Probably something I could get better at with practice, but I honestly end up commenting on places like HN simply because it "allows" me to think. If I could have a coding interview in the form of realtime text chat + code, that would be ideal for me.
I guess I have seen companies do things like "contribute to this open source project and work through an MR." I do find that quite appealing as an interview process.
Some studies indicate that it's as low as 30% of people who do (so 70% don't have an inner monologue), while others show the opposite, implying around 75% of people have some amount of inner monologue while 25% do not. It's a difficult subject to test and study since we don't have direct access to people's minds and asking someone what they're thinking about literally forces their thoughts through the filter of language.
[1] https://science.howstuffworks.com/life/inside-the-mind/human...
When I’m doing particularly hard programming work, I can’t have words said near me. Even music with lyrics messes me up. I think because it wakes up my “thoughts to English” pathway and that gets in the way of my “thoughts to code” pathway.

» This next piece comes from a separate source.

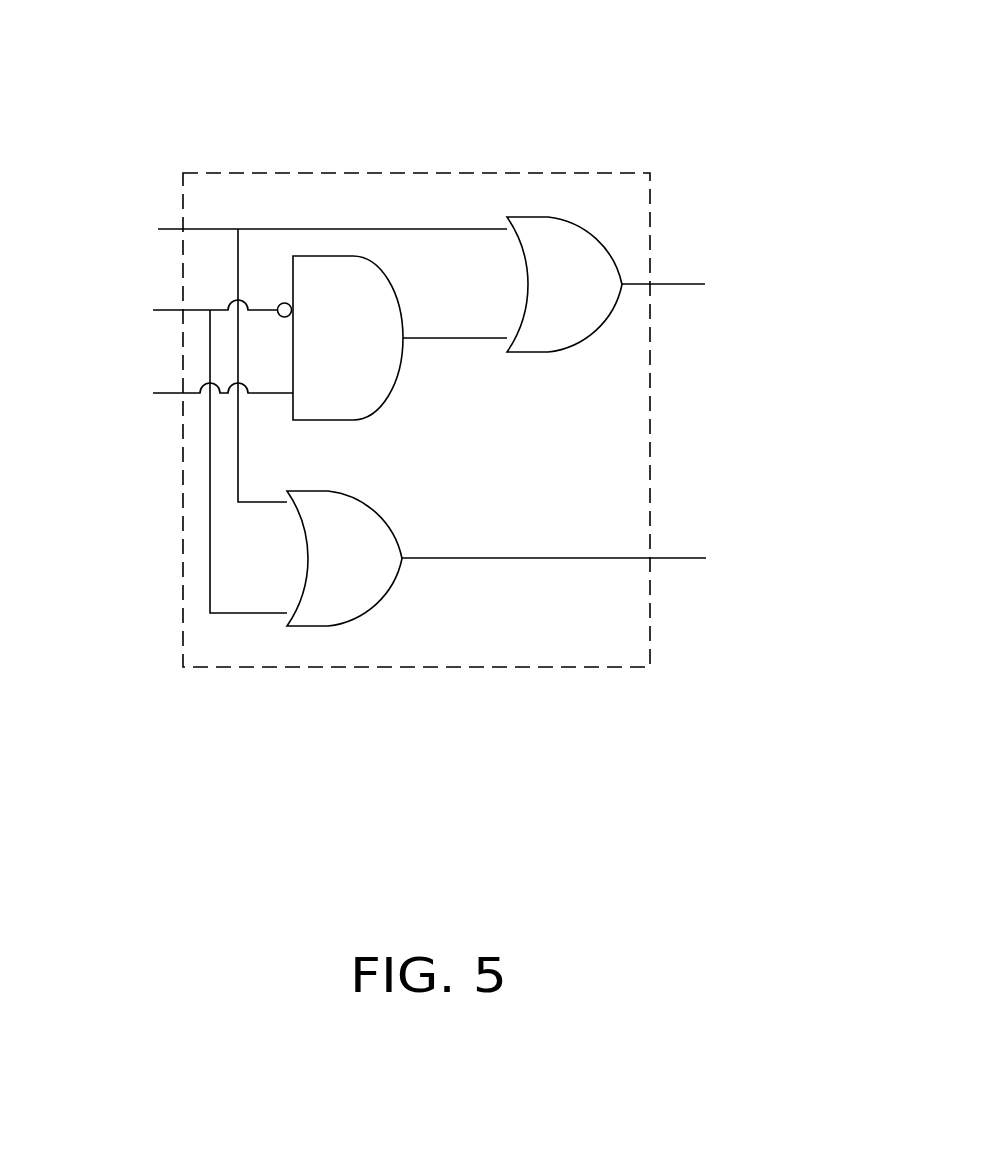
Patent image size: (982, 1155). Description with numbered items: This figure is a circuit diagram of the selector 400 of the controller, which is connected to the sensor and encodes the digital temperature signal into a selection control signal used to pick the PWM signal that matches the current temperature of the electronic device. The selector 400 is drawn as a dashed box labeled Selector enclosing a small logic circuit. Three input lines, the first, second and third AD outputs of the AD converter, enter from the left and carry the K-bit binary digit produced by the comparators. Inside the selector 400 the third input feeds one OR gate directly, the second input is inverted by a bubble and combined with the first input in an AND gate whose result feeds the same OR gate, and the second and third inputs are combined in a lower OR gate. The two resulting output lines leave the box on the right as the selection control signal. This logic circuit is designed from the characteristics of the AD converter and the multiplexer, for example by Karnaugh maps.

The selector 400 is at (416, 173).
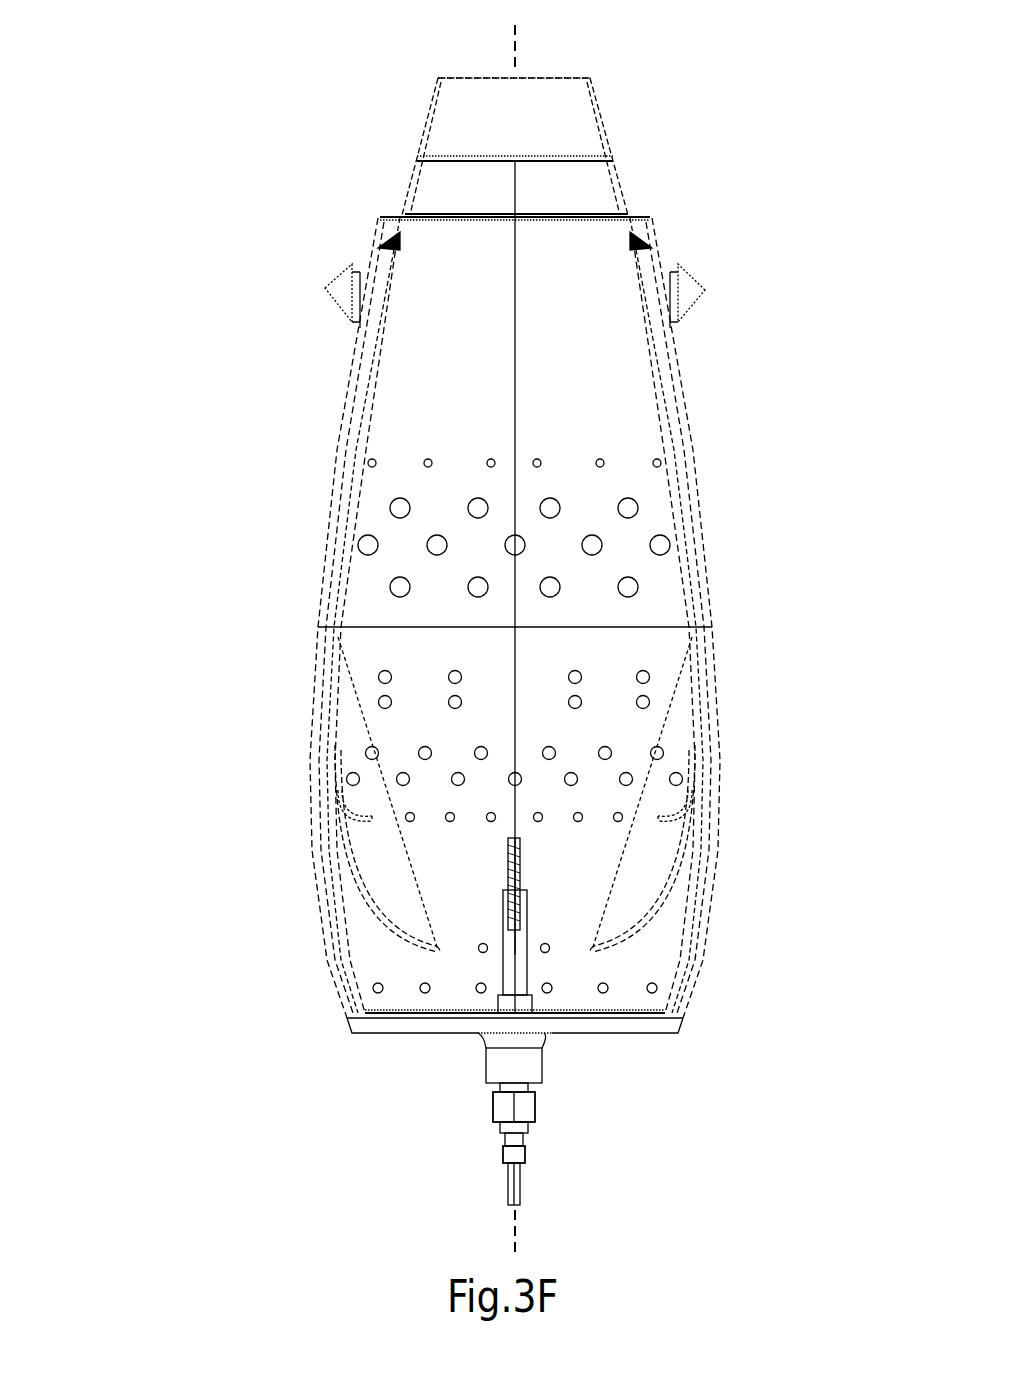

Anyway, I don’t want to be cured. There’s nothing wrong with my mind. If anything I feel sorry for people who can’t turn off their inner dialogue, because it means they can never use those neurons for other tasks - like maths or programming.
Personally I can talk while programming if an interviewer wants that, but I’ll be a bit dumber at the keyboard than if I sat in silence.
The second paragraph in this comment is very, very, very close to how my brain operates: <https://news.ycombinator.com/item?id=40290732>.
And I've been programming professionally for quite a long while now, so this quirk of mine doesn't seem to have made it difficult for me to work at programming shops.